Since I didn’t want to go through the whole process of writing HTML, and CSS code for my static demo site I went to Replit and copied one of their demo static site templates and uploaded its contents to my S3 bucket. while creating the bucket I ensured I didn’t unblock all public access which is blocked by default.

I choose this approach as a security feature as I will enable public access from Cloudfront which is best practice, more on this later. I also used a customer-managed encryption key from KMS to be able to manage keys by myself as the default S3 encryption SSE-S3 doesn’t allow you to manage keys and rotation.to reduce the cost of KMS API calls by the CMEK  I enabled bucket keys which reduce AWS KMS costs by up to 99% on S3.

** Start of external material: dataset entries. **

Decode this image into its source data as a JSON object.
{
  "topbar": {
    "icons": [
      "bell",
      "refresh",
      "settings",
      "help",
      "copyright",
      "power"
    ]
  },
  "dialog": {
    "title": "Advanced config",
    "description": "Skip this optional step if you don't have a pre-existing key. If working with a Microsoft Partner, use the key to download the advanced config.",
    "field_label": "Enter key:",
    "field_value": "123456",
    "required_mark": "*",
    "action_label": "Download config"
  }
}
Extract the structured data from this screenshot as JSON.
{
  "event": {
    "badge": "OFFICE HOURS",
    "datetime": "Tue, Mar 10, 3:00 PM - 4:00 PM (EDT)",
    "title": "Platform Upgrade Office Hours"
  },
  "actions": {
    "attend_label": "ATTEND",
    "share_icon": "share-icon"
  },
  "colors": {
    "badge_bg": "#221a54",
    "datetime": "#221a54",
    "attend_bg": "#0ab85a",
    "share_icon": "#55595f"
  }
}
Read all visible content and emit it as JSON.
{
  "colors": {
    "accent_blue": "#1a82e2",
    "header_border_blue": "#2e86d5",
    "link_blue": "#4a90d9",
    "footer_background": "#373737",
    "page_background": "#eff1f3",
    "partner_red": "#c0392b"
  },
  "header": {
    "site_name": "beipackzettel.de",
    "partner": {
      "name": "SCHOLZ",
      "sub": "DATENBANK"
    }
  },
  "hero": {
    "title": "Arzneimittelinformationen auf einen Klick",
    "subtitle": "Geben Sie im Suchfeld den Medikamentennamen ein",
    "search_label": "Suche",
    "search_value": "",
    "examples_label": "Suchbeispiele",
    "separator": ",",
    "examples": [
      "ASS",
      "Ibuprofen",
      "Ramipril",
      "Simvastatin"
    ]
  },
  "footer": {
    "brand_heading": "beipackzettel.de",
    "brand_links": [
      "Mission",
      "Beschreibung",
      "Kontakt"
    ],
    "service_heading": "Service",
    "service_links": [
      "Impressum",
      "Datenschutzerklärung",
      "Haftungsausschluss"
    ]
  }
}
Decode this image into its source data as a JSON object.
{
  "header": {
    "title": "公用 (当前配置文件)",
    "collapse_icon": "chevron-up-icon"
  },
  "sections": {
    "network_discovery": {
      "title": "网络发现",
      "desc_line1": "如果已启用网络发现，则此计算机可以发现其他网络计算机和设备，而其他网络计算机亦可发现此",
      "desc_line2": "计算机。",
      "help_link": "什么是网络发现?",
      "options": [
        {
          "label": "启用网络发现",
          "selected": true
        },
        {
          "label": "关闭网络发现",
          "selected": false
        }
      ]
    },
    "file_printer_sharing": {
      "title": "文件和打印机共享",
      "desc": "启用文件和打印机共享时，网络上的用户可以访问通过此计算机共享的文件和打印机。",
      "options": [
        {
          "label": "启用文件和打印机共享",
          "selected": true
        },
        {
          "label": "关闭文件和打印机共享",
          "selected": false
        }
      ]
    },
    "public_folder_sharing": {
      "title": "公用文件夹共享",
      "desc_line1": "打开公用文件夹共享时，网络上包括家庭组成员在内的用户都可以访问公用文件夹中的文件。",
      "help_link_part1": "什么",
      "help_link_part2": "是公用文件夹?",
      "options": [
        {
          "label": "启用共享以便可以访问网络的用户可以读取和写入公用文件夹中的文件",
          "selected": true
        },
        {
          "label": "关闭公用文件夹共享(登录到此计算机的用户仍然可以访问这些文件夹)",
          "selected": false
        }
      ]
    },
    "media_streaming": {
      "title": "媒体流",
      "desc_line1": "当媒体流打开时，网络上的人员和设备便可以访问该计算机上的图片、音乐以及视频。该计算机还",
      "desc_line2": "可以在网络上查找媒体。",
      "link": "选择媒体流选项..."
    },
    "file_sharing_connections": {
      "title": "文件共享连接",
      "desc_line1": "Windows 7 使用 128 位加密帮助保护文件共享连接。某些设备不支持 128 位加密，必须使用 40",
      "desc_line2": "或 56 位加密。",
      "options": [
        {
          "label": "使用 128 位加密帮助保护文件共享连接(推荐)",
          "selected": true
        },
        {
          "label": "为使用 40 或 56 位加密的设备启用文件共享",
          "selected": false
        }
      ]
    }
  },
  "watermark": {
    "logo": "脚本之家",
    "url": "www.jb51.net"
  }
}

I had my static site domain registered on another host so I changed the nameservers in my domain registrar to route53 nameservers and reduced the TTL to 1 min to ensure faster propagation. As a security feature in route 53 I enabled DNSSEC signing that uses a key signing key which is a cryptographic public-private key that is stored in KMS.DNSSEC blocks various types of DNS attacks, including the DNS poisoning that I mentioned earlier.

creation of the Cloudfront distribution was the next step and this is where I allowed the distribution origin access identity to access my S3 bucket directly. CloudFront creates a bucket policy attached to my S3 bucket that adheres to the principle of least privilege. In the cloud front distribution settings, I enabled security protections AWS WAF which blocks cross-site scripting, and SQL injections among other attacks. I also requested an SSL certificate from the certificates manager for my domain. As I mentioned earlier allowing your bucket to be accessed from the Cloudfront is a security best practice and should always be considered as compared to enabling public access which exposes all your bucket’s contents.

challenges faced during the build and how I overcame them

During the build, I faced challenges like permission issues that were solved using IAM but the main problem was adding a service quota limit to my CloudFront distribution as it wasn’t enabled for my account.to resolve this head over to support, create a new case on the top right click looking for service quota increases.

✅for the service select CloudFront distributions from the drop-down menu

✅in the quota section and search for web distribution per account

describe your case in the case description section and submit it. speed of resolution depends on the support plan you are using if you are on the basic support plan it takes longer like in my case it took more than 24 hours before an AWS support representative looked into my issue but I am sure other support plans get sorted out quickly as they are a paid service.